Symptoms: the task names are valid on entry but suddenly go away, there's a crash that involves "reschedule", the values contained in the FPregs are... corrupted badly:
-> task spawned: id = 0x40b4820, name = t2
task spawned: id = 0x40bb968, name = t3
task spawned: id = 0x40ad6d8, name = t4
task spawned: id = 0x40a6590, name = t5
task spawned: id = 0x409f448, name = t6
task spawned: id = 0x4098300, name = t7
0x40bb968 (t3): alive.
0x40ad6d8 (t4): alive.
0x40a6590 (t5): alive.
sometime later the BP is hit. Several of the tasks are "missing", though none completed.
> i
NAME ENTRY TID PRI STATUS PC SP ERRNO DELAY
-------- ---------- -------- --- ---------- -------- -------- ------- -----
tExcTask excTask 40d8250 0 PEND a89cc 40d8058 0 0
tLogTask logTask 40d37b8 0 PEND a89cc 40d35c0 0 0
tWdbTask 5eea4 40ce308 3 PEND 664c8 40cdfd8 0 0
! surpriseNAN 40bb968 100 READY 6a80c 40b4cb8 0 0
! surpriseNAN 40ad6d8 100 READY 6a80c 40a6a28 0 0
surpriseNAN 40a6590 100 SUSPEND 6a810 409f950 0 0
value = 0 = 0x0
Notice - the task t5 hit the breakpoint and was suspended. The other two tasks are "ready" and never hit the break point. They are no longer running though. And what happened to the names? Let's look at one of the tasks...
-> ti 0x40bb968
NAME ENTRY TID PRI STATUS PC SP ERRNO DELAY
-------- ----------- ------- --- ---------- -------- -------- ------- -----
surpriseNAN 40bb968 100 READY 6a80c 40b4cb8 0 0
stack: base 0x40bb968 end 0x40b4c08 size 27856 high 27856 margin 0
options: 0x1d
VX_SUPERVISOR_MODE VX_DEALLOC_STACK VX_FP_TASK VX_STDIO
%pc = 6a80c %npc = 6a810 %psr = 0 %mask = 0
%tbr = 0 %y = 0
%g0 = 0 %g1 = 5f %g2 = 0 %g3 = 40ad6d8
%g4 = 0 %g5 = 0 %g6 = 0 %g7 = 0
%i0 = 1 %i1 = db800 %i2 = 0 %i3 = 0
%i4 = 0 %i5 = 0 %fp = 40b4d30 %i7 = 40d9d60
%l0 = 40bb968 %l1 = 0 %l2 = 0 %l3 = 0
%l4 = 0 %l5 = 0 %l6 = 0 %l7 = 0
%o0 = 0 %o1 = db800 %o2 = 0 %o3 = 0
%o4 = 0 %o5 = 0 %sp = 40b4cb8 %o7 = 6a804
%fsr = eeeeeeee%f00 = 0.793335 %f02 = 4 %f04 = 8 %f06 = 8%f08 = 7.87933 %f10 = 0.00819755 %f12 = 0.223435 %f14 = -0.668483%f16 = -0.902314 %f18 = 0 %f20 = 0 %f22 = NaN%f24 = NaN %f26 = NaN %f28 = NaN %f30 = NaNvalue = 67819224 = 0x40ad6d8
What happened here? The FP-REGS are trashed? and the name is trashed... something must have corrupted the system. Is it a stack over-run?
-> checkStack
NAME ENTRY TID SIZE CUR HIGH MARGIN
------------ ------------ -------- ----- ----- ----- ------
tExcTask excTask 40d8250 15984 504 3016 12968
tLogTask logTask 40d37b8 15984 504 2104 13880
tWdbTask 0x000005eea4 40ce308 16040 816 11376 4664
! surpriseNAN 40bb968 27856 27824 27856 0 OVERFLOW
! surpriseNAN 40ad6d8 27856 27824 27856 0 OVERFLOW
surpriseNAN 40a6590 27856 27712 27856 0 OVERFLOW
So in fact there is not only one stack overflow, but 3. What has happened here?
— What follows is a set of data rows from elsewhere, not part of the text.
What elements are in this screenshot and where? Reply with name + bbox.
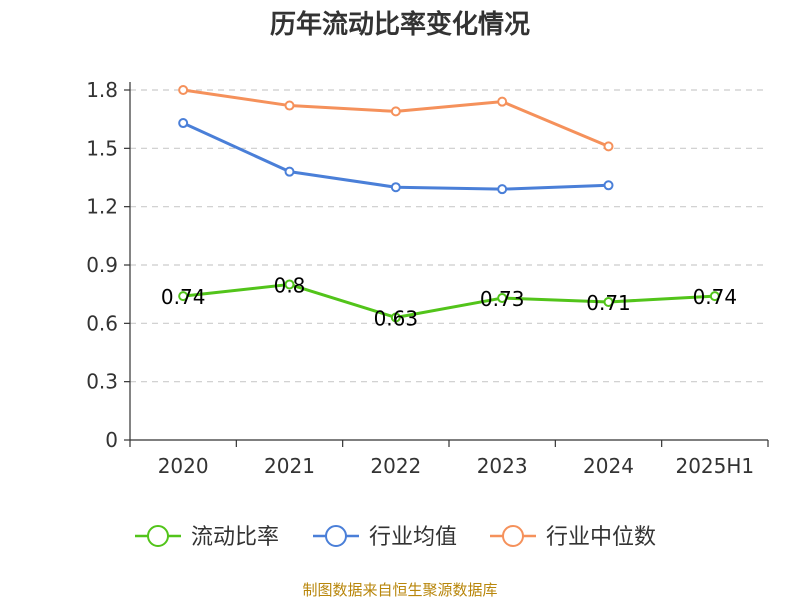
legend-swatch-marker bbox=[325, 525, 347, 547]
legend-label: 流动比率 bbox=[191, 525, 279, 550]
x-tick-label: 2024 bbox=[583, 454, 634, 478]
series-lines bbox=[178, 85, 720, 323]
data-point bbox=[603, 296, 614, 307]
legend-item-3[interactable]: 行业中位数 bbox=[490, 525, 656, 550]
y-tick-label: 1.8 bbox=[86, 78, 118, 102]
x-tick-label: 2021 bbox=[264, 454, 315, 478]
data-point bbox=[178, 291, 189, 302]
data-point bbox=[284, 279, 295, 290]
y-tick-label: 0.6 bbox=[86, 311, 118, 335]
tick-labels: 0 0.3 0.6 0.9 1.2 1.5 1.8 2020 2021 2022 2023 2024 2… bbox=[86, 78, 754, 478]
legend-swatch-marker bbox=[147, 525, 169, 547]
data-source-note: 制图数据来自恒生聚源数据库 bbox=[302, 581, 497, 599]
data-labels: 0.74 0.8 0.63 0.73 0.71 0.74 bbox=[161, 273, 737, 330]
legend-swatch-marker bbox=[502, 525, 524, 547]
data-point bbox=[603, 180, 614, 191]
data-label: 0.63 bbox=[374, 307, 419, 331]
legend-label: 行业中位数 bbox=[546, 525, 656, 550]
data-point bbox=[390, 312, 401, 323]
data-point bbox=[178, 118, 189, 129]
data-label: 0.73 bbox=[480, 287, 525, 311]
data-point bbox=[497, 184, 508, 195]
data-point bbox=[178, 85, 189, 95]
data-point bbox=[603, 141, 614, 152]
x-tick-label: 2022 bbox=[370, 454, 421, 478]
x-tick-label: 2023 bbox=[477, 454, 528, 478]
series-line-1 bbox=[183, 282, 715, 319]
series-line-3 bbox=[182, 88, 610, 148]
grid-lines bbox=[130, 89, 768, 383]
data-point bbox=[284, 100, 295, 111]
y-tick-label: 0 bbox=[105, 428, 118, 452]
data-point bbox=[390, 182, 401, 193]
data-point bbox=[284, 166, 295, 177]
data-label: 0.8 bbox=[274, 273, 306, 297]
legend-label: 行业均值 bbox=[369, 525, 457, 550]
data-label: 0.71 bbox=[586, 291, 631, 315]
y-tick-label: 0.9 bbox=[86, 253, 118, 277]
legend[interactable]: 流动比率 行业均值 行业中位数 bbox=[135, 525, 656, 550]
data-label: 0.74 bbox=[161, 285, 206, 309]
legend-item-1[interactable]: 流动比率 bbox=[135, 525, 279, 550]
data-label: 0.74 bbox=[693, 285, 738, 309]
y-tick-label: 1.5 bbox=[86, 136, 118, 160]
chart-title: 历年流动比率变化情况 bbox=[270, 9, 530, 40]
legend-item-2[interactable]: 行业均值 bbox=[313, 525, 457, 550]
y-tick-label: 1.2 bbox=[86, 195, 118, 219]
data-point bbox=[497, 293, 508, 304]
x-tick-label: 2025H1 bbox=[675, 454, 754, 478]
y-tick-label: 0.3 bbox=[86, 370, 118, 394]
axes bbox=[124, 82, 769, 447]
data-point bbox=[390, 106, 401, 117]
data-point bbox=[709, 291, 720, 302]
x-tick-label: 2020 bbox=[158, 454, 209, 478]
data-point bbox=[497, 96, 508, 107]
series-line-2 bbox=[182, 121, 609, 191]
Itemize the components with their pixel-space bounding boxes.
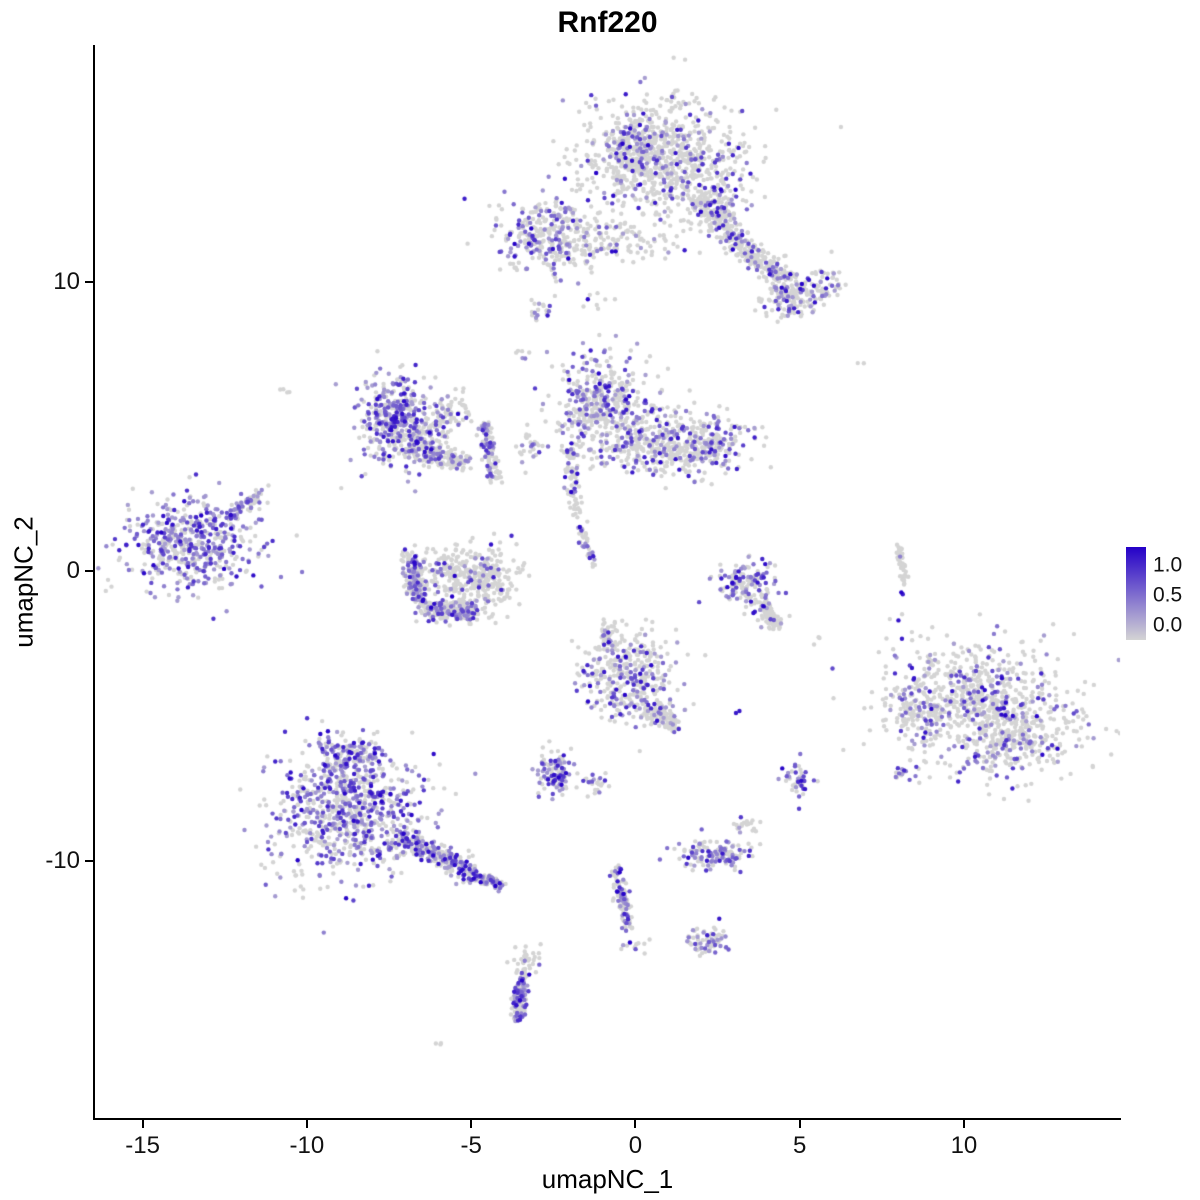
colorbar-gradient	[1126, 547, 1146, 640]
x-tick-mark	[305, 1120, 308, 1128]
legend-tick-label: 0.0	[1153, 613, 1183, 637]
colorbar-legend: 1.0 0.5 0.0	[1126, 547, 1196, 642]
x-tick-mark	[634, 1120, 637, 1128]
legend-tick-label: 0.5	[1153, 583, 1183, 607]
x-tick-mark	[141, 1120, 144, 1128]
y-tick-mark	[85, 281, 93, 284]
y-axis-label: umapNC_2	[8, 516, 39, 648]
x-tick-label: -10	[289, 1132, 325, 1159]
x-axis-label: umapNC_1	[541, 1164, 674, 1194]
y-tick-label: 10	[53, 268, 80, 296]
x-tick-mark	[962, 1120, 965, 1128]
x-tick-label: 10	[950, 1132, 978, 1159]
x-tick-label: 0	[628, 1132, 643, 1159]
legend-tick-label: 1.0	[1153, 553, 1183, 577]
x-tick-label: -15	[125, 1132, 160, 1159]
x-tick-mark	[798, 1120, 801, 1128]
x-tick-mark	[470, 1120, 473, 1128]
y-tick-label: -10	[45, 846, 80, 874]
x-tick-label: -5	[460, 1132, 482, 1159]
x-tick-label: 5	[793, 1132, 807, 1159]
y-tick-mark	[85, 570, 93, 573]
y-axis-line	[93, 45, 95, 1120]
y-tick-label: 0	[66, 557, 80, 585]
y-tick-mark	[85, 859, 93, 862]
x-axis-line	[93, 1118, 1121, 1120]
Looking back at the TaskIDs returned from taskSpawn, we can see these were all spawned with their OS data structures right in a row. With no memory protection (no memory protections included!) the task stacks are not protected.
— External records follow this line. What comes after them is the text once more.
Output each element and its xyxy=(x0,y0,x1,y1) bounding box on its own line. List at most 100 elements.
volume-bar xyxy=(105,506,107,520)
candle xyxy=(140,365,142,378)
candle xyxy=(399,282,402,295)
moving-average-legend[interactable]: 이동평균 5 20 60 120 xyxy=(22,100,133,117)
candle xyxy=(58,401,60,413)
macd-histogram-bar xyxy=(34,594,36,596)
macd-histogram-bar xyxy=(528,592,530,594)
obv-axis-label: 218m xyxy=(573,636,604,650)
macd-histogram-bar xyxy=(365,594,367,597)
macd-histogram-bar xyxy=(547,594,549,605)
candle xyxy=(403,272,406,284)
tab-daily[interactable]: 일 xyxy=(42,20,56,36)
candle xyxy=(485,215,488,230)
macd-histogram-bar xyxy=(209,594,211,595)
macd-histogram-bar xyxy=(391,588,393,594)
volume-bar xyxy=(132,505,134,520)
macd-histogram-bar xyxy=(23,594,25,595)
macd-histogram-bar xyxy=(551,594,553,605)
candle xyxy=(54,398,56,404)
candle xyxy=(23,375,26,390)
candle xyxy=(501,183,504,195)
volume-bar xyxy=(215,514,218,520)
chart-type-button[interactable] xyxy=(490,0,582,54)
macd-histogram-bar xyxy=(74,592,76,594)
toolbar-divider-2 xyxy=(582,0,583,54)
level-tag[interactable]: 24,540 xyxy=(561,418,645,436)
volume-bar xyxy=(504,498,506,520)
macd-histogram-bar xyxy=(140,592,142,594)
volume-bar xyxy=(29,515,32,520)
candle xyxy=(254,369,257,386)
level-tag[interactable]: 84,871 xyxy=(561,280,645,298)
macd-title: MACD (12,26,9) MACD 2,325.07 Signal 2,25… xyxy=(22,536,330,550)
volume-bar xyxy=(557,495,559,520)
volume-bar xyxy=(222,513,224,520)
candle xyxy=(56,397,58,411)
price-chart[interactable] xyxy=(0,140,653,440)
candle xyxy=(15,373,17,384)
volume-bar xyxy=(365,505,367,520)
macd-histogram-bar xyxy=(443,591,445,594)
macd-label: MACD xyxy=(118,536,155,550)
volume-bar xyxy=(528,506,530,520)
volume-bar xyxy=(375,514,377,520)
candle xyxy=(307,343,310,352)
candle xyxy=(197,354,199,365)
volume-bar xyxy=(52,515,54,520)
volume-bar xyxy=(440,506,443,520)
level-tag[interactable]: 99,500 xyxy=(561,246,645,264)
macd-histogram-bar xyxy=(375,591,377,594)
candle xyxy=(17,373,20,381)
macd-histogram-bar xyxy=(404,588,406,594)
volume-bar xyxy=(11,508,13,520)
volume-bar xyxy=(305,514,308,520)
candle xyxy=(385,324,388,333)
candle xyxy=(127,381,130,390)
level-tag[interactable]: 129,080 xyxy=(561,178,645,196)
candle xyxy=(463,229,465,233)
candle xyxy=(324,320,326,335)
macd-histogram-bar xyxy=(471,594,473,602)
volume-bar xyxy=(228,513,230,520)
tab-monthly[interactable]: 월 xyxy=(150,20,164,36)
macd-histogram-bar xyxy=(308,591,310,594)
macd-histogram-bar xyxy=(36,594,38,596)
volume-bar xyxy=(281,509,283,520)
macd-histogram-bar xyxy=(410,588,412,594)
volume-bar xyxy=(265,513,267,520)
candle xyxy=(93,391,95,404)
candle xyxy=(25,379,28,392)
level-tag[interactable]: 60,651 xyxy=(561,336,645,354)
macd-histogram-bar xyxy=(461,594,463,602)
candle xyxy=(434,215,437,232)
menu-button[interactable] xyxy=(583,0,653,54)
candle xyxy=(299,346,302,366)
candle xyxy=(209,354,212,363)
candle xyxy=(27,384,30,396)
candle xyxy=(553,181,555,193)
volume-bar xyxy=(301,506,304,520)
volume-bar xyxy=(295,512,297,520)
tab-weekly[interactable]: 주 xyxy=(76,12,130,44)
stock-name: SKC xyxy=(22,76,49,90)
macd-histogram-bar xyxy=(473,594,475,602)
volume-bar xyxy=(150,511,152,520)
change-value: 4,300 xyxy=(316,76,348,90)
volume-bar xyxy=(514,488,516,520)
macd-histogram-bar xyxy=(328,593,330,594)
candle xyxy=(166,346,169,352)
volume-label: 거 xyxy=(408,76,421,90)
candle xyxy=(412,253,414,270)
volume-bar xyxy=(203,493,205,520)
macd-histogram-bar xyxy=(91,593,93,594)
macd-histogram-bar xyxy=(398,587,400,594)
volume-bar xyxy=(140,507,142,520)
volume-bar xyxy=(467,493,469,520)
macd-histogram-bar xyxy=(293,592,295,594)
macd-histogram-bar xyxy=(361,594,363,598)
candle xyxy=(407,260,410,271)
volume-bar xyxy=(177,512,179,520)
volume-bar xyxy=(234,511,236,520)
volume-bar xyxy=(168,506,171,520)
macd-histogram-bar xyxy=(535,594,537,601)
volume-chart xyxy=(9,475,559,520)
When the surpriseNAN recursively writes over the top of it's own stack, it corrupts the area where the floating point data are saved. Some of the values written work-out to be valid floating point numbers, others are not numbers. This is near the area where the task name is stored. With a sufficient overflow, the task name is corrupted as well as the FP data.
When the task overflows it's stack far enough, it will eventually over-write other data. In this case the other data is the register set of the task immediately adjacent (in lower addresses) in RAM.
Something to notice in the corrupted FP-REGS - the FSR is set to a stack-fill value (so the FSR screams "eeeeeeee!"). This is one more tell-tale that the context for this task has been corrupted.